Mutluluğu yakalamak bir maharet, hattâ bir sanattır. Önemli olan, mutluluğu nerede ve nasıl aradığımızdır. Peki nerede bulunur? Kimi zenginlik, para-pul, mal/mülkte, kimi şan/şöhrette, kimi makam/mevkide arar. Acaba biz de Nasreddin Hoca gibi mi arıyoruz?

Hoca yüzüğünü bodrumda kaybeder. Avluya çıkar, aranmaya başlar. Komşusu:

“Ne arıyorsun Hocam?”
“Yüzüğümü?”
Birlikte aranmaya devam ederler. Bir müddet sonra:
“Yahu hocam, yüzüğünü nerede kaybettin?”
“Bodrumda!”
“Niçin orada aramıyorsun be hocam?”
“Orası karanlık da…”

Huzur ve mutluluk arıyoruz; ama nerede? Ördek kuluçkasından çıkan tavuk; diğerleri gibi yüzmek için çırpınır. Bu çabası beyhûdedir! Çünkü, onun yaratılışı yüzme üzerine değildir.
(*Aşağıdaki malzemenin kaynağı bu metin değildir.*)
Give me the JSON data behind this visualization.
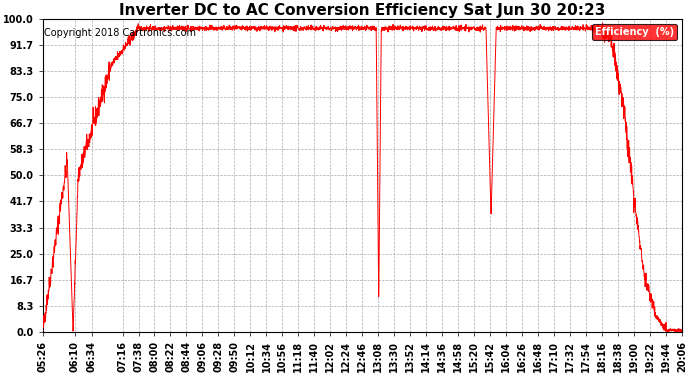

Otomobili tanımayan onu kullanabilir, ama tamir edebilir mi? Şu halde; yapacağımız şey, kendimizi tanımak; ruh ve bedenimiz neye göre dizayn edilmiş; bunu öğrenmektir. Kendimizi bildiğimizde kâinatı; kâinatın işleyiş kanunlarını öğrendiğimizde nefsimizi bilir ve gerçeği buluruz.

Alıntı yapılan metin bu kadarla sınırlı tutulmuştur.